Having finished writing the last issue of Knights of the Old Republic before departing, last issues of series were on my mind — and seeing artist Dick Ayers at the convention, I spent part of Sunday afternoon finding a copy of the infamous Combat Kelly and His Deadly Dozen #9. Don Thompson had described the comic book to me years ago as one of the great final issues: when writer Mike Friedrich was informed of the series' end, Don said, he basically ran over the series cast with a tank — coining in Comics Buyer's Guide parlance the "Combat Kelly ending."
Anyway, after all these years, I found the issue and it didn't disappoint — not quite a tank, but everyone is wiped out. I was thrilled to get Mr. Ayers to sign my copy. (And, no, Zayne and company needn't worry about getting stepped on by an AT-AT. They have enough problems as it is!)
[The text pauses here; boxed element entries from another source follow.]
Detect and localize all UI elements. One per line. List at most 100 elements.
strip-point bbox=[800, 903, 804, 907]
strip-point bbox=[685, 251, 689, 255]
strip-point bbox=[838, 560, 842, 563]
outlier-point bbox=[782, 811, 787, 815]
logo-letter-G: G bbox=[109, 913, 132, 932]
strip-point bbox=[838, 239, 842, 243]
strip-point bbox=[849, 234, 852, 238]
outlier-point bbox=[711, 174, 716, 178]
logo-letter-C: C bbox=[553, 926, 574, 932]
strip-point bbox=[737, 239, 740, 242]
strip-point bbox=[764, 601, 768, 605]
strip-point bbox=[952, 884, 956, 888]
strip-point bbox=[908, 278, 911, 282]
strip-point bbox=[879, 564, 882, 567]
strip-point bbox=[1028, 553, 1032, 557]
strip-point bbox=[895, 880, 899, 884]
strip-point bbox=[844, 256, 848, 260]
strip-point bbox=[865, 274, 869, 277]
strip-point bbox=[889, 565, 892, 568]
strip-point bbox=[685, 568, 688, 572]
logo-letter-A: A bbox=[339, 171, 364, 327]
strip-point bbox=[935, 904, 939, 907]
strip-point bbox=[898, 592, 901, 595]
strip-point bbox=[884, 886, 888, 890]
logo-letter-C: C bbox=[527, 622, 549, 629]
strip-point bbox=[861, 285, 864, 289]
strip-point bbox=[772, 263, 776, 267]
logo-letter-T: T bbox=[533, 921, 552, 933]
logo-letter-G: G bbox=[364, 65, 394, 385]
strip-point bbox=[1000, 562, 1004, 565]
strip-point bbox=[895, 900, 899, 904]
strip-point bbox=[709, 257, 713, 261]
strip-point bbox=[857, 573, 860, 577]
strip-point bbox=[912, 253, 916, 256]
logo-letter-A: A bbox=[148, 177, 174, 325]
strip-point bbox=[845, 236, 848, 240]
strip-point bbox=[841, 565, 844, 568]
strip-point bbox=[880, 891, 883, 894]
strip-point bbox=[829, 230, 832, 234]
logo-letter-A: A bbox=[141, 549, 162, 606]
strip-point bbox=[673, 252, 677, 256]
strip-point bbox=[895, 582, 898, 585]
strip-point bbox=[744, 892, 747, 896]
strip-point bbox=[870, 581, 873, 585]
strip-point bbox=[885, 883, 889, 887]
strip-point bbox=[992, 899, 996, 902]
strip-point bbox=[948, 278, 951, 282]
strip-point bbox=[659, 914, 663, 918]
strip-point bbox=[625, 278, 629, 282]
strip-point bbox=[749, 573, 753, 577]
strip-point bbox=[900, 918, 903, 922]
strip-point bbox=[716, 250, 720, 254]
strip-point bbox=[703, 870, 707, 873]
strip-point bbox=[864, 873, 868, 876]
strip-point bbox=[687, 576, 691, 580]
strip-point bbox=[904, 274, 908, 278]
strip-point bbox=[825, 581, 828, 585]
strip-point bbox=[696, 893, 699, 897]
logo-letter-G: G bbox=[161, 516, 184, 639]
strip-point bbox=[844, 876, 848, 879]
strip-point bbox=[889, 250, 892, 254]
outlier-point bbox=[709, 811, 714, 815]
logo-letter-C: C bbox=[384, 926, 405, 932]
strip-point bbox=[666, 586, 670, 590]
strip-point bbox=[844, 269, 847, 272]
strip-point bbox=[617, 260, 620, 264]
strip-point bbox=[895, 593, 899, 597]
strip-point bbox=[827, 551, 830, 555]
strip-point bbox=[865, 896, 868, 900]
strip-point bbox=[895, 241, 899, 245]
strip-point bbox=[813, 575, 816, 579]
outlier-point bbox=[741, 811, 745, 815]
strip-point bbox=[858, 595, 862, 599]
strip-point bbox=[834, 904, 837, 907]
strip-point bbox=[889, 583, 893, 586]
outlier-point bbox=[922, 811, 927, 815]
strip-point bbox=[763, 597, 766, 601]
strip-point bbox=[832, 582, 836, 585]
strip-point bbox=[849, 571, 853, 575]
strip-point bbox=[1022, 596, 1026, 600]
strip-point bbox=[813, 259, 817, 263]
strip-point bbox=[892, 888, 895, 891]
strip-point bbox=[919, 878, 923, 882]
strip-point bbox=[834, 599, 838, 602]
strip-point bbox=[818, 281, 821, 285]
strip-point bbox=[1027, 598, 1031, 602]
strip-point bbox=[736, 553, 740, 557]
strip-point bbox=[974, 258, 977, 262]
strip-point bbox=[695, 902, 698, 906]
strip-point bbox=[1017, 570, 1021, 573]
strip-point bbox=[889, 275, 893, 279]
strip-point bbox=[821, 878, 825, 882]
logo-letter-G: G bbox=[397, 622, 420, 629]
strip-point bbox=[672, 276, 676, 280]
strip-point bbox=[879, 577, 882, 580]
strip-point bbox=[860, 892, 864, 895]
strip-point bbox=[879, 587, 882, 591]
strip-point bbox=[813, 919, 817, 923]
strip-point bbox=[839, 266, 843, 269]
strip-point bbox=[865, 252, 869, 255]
The Summit was my first retailer show since 2001's San Diego Comic Book Expo (ironically, another show during which I toured a ship, the Star of India) and it was gratifying to be remembered by the folks I met while signing. Dark Horse had the complete first issue of Mass Effect available for retailers to see — remember, that ships the first week of January, so you'll want to order it next month!
All in all, a great week — minus the cold I came back with. (In the depths of my fever, I suddenly remembered that paramedics had come for the guy citing flu symptoms across the hall in the hotel; hope that guy's all right. In any event, I seem to have survived with just a cold.) One of the nice things about attending the Summit was I'd always expected Dark Horse would announce the end of the Knights of the Old Republic comics series there; it was gratifying to hear retailers complimenting the series afterward. It was a very definite contrast from 2004, when the end of my Iron Man run was announced — back then I was fielding responses online, and had only non-fiction projects in the works. It was a lot nicer spending the week where the action was (and knowing I had a busy schedule in front of me)!
That's probably a wrap for shows this year; I'm in for the winter. Back to work...
Finally, a note that we've scared up a spare copy of the out-of-print Star Wars: Knights of the Old Republic Campaign Guide, which the Intrepid One has posted on eBay this weekend. I've signed the copy. I'd love to get enough of these things in here to offer them in the shop, but as mentioned before, it's a hard book to price. Strange that my rarest work wouldn't be in a comic book, but a game book!